Until we sit down with another person and enter their story, sharing their joy or wiping away their toys, we will never know who they truly are.
It is much easier and safer to keep our distances from others. As long as their problem is a theory. As long as their need is a concept, it remains easier to ignore. It is easier to blame them for the mess their life has become.
But when we see the person, when we let ourselves become their friend, then everything changes. Their problems become our own. Their need becomes something we desire to see met. Their persecution becomes something that needs to be stopped.
The only way to see the beauty in a person is to meet them where they are, no matter where that is. (Tweet that.)
It Won’t be Pretty at First
Meeting them where they are will be dirty.
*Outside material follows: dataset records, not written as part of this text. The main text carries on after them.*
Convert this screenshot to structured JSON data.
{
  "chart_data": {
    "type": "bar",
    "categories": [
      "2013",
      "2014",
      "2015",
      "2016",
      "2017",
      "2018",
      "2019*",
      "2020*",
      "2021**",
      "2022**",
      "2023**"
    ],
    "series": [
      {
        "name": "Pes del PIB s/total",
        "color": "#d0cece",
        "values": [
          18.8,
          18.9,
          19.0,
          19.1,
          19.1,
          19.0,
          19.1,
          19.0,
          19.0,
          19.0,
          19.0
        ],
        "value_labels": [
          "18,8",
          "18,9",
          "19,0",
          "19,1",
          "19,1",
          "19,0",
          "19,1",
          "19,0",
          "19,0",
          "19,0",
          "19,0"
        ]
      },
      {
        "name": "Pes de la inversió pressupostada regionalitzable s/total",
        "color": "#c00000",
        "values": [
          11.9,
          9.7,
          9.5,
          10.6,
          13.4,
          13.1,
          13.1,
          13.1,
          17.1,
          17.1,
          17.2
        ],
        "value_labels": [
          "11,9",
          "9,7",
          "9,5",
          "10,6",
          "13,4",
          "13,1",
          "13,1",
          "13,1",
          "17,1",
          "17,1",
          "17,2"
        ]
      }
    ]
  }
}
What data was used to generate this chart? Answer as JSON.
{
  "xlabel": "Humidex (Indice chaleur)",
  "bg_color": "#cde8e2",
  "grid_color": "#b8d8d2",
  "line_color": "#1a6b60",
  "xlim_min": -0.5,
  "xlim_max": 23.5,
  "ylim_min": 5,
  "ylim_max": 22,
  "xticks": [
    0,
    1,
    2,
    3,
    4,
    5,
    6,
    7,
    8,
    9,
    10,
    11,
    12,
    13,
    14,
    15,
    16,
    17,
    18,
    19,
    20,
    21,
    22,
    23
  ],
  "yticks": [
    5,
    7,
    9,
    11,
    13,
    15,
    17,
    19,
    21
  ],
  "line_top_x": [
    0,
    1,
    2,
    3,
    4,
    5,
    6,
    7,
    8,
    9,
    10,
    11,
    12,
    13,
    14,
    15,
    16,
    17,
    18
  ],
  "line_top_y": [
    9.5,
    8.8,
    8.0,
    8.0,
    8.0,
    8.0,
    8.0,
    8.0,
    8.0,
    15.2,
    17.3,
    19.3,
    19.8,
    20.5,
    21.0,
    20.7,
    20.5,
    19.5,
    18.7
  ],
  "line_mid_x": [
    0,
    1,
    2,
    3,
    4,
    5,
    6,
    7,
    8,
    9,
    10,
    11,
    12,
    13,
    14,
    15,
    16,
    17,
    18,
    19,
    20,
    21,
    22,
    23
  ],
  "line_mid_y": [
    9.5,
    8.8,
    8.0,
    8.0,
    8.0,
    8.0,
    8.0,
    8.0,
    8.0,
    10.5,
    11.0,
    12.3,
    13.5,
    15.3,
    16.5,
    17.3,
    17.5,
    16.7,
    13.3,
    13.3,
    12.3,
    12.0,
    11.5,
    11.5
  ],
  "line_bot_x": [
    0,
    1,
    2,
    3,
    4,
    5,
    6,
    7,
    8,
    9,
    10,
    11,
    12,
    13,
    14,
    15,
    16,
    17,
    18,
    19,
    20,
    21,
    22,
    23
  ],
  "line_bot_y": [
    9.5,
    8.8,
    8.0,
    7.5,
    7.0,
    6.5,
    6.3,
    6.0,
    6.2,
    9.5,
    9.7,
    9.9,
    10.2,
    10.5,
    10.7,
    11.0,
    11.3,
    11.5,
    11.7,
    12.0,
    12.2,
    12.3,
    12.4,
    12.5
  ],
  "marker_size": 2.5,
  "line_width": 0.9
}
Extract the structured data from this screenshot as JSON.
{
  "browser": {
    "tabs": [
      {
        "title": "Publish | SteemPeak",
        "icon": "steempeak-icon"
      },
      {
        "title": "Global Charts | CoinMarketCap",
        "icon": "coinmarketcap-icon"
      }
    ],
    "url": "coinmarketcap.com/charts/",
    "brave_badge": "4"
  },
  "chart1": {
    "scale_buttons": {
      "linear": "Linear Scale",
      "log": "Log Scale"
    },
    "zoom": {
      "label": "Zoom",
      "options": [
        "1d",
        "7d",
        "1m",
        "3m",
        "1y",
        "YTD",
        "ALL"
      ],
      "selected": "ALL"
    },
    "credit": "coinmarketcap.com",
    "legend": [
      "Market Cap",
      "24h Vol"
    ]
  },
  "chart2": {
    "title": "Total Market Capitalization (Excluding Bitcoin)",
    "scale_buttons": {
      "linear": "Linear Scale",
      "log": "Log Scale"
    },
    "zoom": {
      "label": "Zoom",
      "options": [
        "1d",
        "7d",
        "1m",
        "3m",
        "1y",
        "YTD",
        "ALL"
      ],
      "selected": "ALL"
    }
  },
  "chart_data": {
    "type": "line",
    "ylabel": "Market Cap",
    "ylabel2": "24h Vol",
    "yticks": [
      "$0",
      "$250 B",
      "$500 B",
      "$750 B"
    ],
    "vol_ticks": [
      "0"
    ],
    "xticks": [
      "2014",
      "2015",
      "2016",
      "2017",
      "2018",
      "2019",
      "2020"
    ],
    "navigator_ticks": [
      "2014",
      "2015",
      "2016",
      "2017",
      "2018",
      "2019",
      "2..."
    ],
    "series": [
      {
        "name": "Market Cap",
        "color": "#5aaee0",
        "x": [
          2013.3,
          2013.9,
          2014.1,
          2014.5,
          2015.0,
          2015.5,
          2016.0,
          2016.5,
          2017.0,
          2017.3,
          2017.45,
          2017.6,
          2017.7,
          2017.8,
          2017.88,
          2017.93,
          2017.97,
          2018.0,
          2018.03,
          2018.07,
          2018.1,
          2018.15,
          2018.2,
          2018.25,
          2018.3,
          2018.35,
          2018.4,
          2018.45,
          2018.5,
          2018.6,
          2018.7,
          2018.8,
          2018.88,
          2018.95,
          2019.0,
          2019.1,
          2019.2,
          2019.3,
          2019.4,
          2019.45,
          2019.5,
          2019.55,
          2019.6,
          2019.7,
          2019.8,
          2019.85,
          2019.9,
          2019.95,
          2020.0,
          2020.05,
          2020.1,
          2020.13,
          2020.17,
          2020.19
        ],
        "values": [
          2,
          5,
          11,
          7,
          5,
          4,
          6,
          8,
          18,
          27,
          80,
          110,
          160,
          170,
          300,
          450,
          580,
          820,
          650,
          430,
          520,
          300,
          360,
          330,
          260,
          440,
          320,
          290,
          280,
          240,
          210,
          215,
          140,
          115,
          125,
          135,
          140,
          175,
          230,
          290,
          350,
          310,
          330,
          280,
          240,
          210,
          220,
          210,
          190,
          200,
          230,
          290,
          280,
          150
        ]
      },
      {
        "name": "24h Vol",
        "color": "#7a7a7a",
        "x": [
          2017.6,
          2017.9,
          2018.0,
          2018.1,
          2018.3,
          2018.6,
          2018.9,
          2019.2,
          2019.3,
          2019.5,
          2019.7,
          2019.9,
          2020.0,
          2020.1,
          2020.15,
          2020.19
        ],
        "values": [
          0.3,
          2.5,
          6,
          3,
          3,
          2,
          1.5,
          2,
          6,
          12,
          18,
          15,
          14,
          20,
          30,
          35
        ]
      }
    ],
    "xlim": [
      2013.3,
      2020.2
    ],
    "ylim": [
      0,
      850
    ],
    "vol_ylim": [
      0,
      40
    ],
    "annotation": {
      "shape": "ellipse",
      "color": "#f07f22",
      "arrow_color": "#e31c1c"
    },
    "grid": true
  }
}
It will be uncomfortable. It will give us the “heebie-jeebies.” It could cost us something. It might even hurt.
But when we choose to do this, we will discover the true beauty of that person. We will stop seeing their problems. We will stop seeing what annoys us about them. We will stop feeling that they are the enemy.
And we will see their beauty. We will see their value.
And perhaps we can begin to love them.
Have you ever discovered the hidden beauty of another person?